Un journal disparaît

Un des derniers exemplaires du programme des théâtres
Photo: Trash Picture Company
Actualité du 07.01.2019 11:43

« La Theaterzeitung est insérée chaque dernier jeudi du mois dans le Tageblatt, le Quotidien et le Jeudi », affirme la Theaterfederatioun (FLTP) sur son site theater.lu. Or, jeudi 27, qui fut le dernier du mois de décembre, l’amateur cherchait en vain le programme mensuel de tous les théâtres membres de le fédération – un support bien pratique pour planifier ses sorties du mois entre grandes scènes, asbls et centres culturels. En lieu et place du supplément gratuit, on y fut informé par une petite annonce que « le programme actuel [est] disponible en ligne à tout moment ». Interrogés par le Land, aussi bien le directeur du groupe Editpress Jean-Lou Siweck que la présidente de la Theaterfederatioun Carole Lorang confirment la suppression de ladite publication. Que s’est-il passé ? 
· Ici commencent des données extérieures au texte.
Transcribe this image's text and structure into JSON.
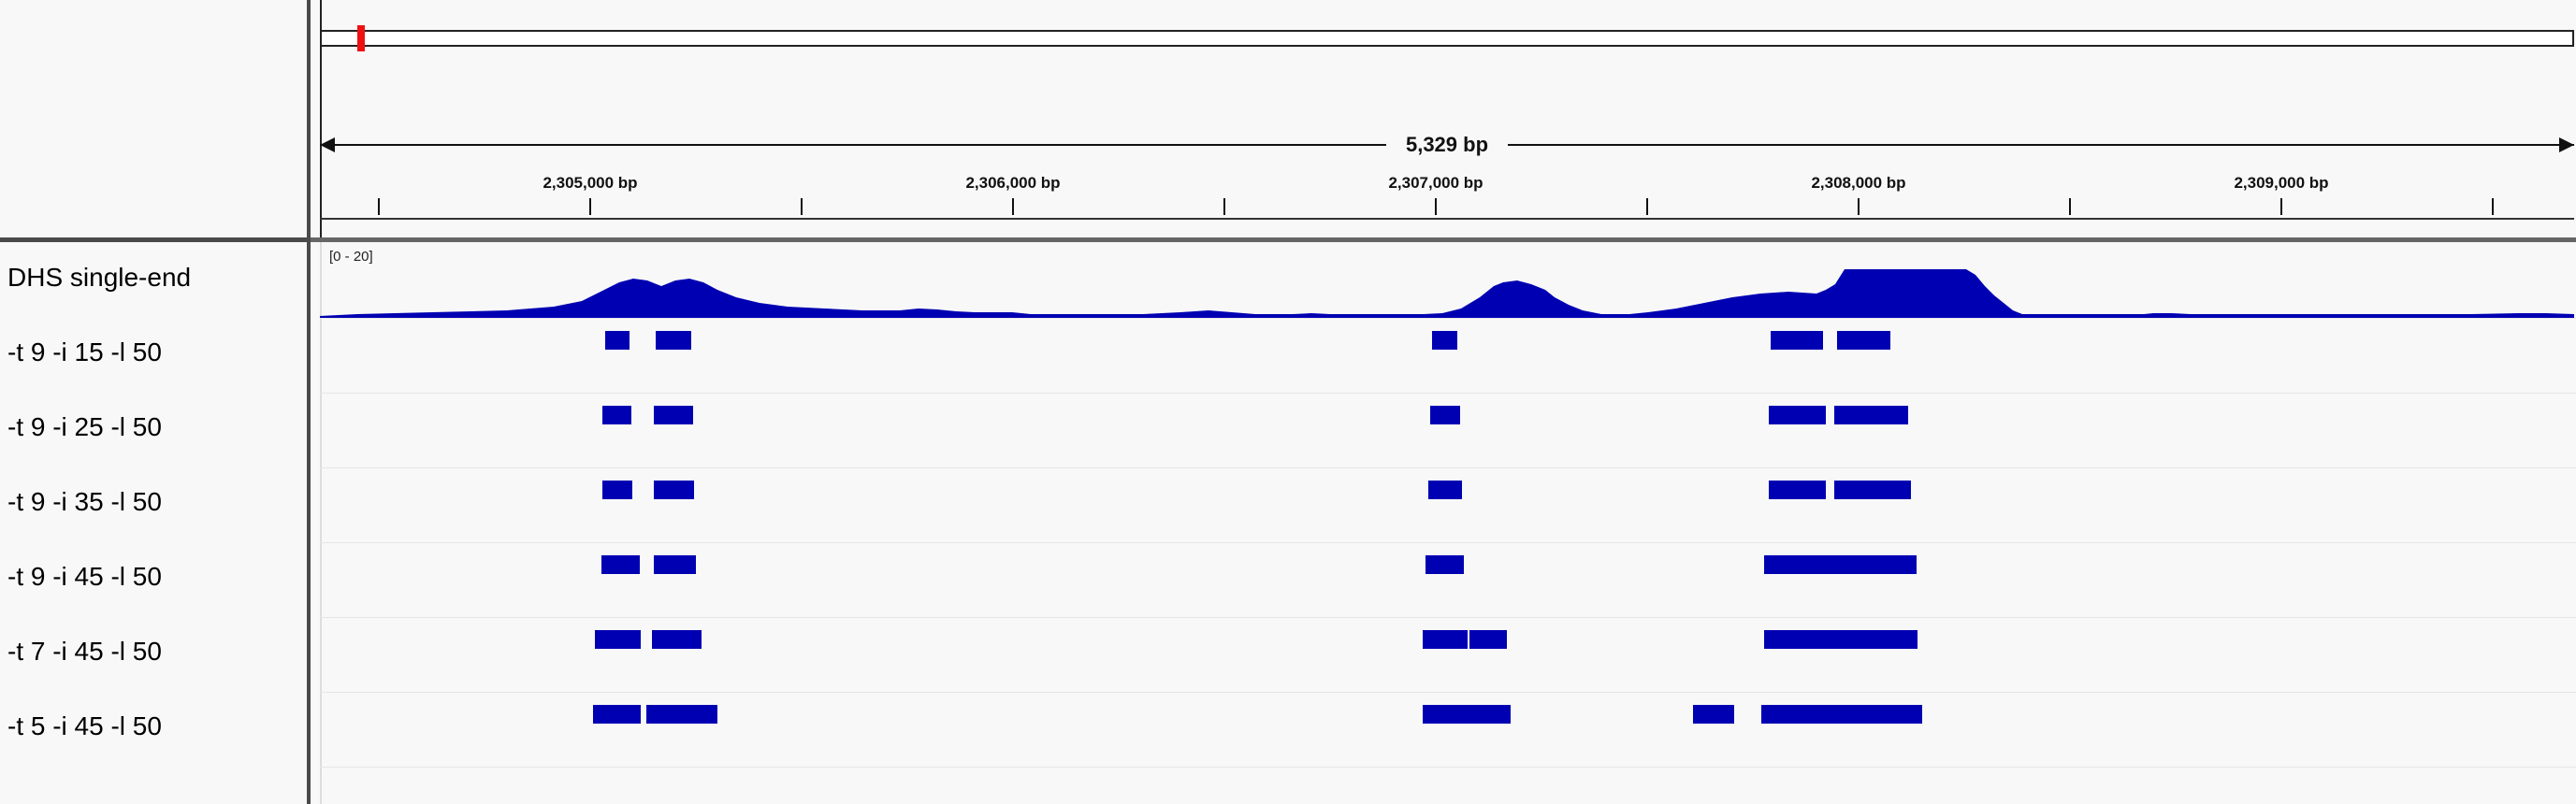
{
  "ruler": {
    "span_label": "5,329 bp",
    "ticks": [
      "2,305,000 bp",
      "2,306,000 bp",
      "2,307,000 bp",
      "2,308,000 bp",
      "2,309,000 bp"
    ]
  },
  "tracks": {
    "coverage": {
      "name": "DHS single-end",
      "data_range": "[0 - 20]"
    },
    "rows": [
      {
        "name": "-t 9 -i 15 -l 50"
      },
      {
        "name": "-t 9 -i 25 -l 50"
      },
      {
        "name": "-t 9 -i 35 -l 50"
      },
      {
        "name": "-t 9 -i 45 -l 50"
      },
      {
        "name": "-t 7 -i 45 -l 50"
      },
      {
        "name": "-t 5 -i 45 -l 50"
      }
    ]
  },
  "colors": {
    "feature": "#0000b3",
    "region_marker": "#ee1111"
  }
}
La Theaterzeitung (photo : TPC) a été lancée en 2009 à l’initiative de la FLTP, pour promouvoir les programmes de ses membres. Elle fut d’abord publiée en supplément des médias des deux grands groupes de presse, Saint-Paul et Editpress – le premier étant payé pour ce faire, le deuxième le faisant gracieusement. En 2015, dans la foulée de sa réforme des conventions avec les associations culturelles, la ministre libérale Maggy Nagel (DP) amputa radicalement la dotation de la FLTP de ses 137 500 euros de 2014 à 110 000 euros. Le comité de la fédération décida alors qu’elle ne pouvait plus payer pour cette publication et le Wort en arrêta la diffusion. Mais les journaux d’Editpress continuèrent à la financer à leurs propres frais. Or, dans ses efforts pour réduire les pertes du groupe, Jean-Lou Siweck vient d’annoncer qu’il en facturerait désormais les frais : 60 000 euros par an, plus 17 pour cent de TVA, soit plus de la moitié de la dotation actuelle de la Theaterfederatioun. Qui a dû se résoudre au constat qu’elle ne pouvait pas engager autant d’argent et préfère investir dans la refonte de son site internet, qui est actuellement peu pratique. Quoi qu’il en soit, la disparition de ce magazine de communication est une perte pour le public, qui y découvrait de manière concise toute la programmation de toutes les maisons, associations et festivals, plus des portraits et interviews des professionnels des théâtres.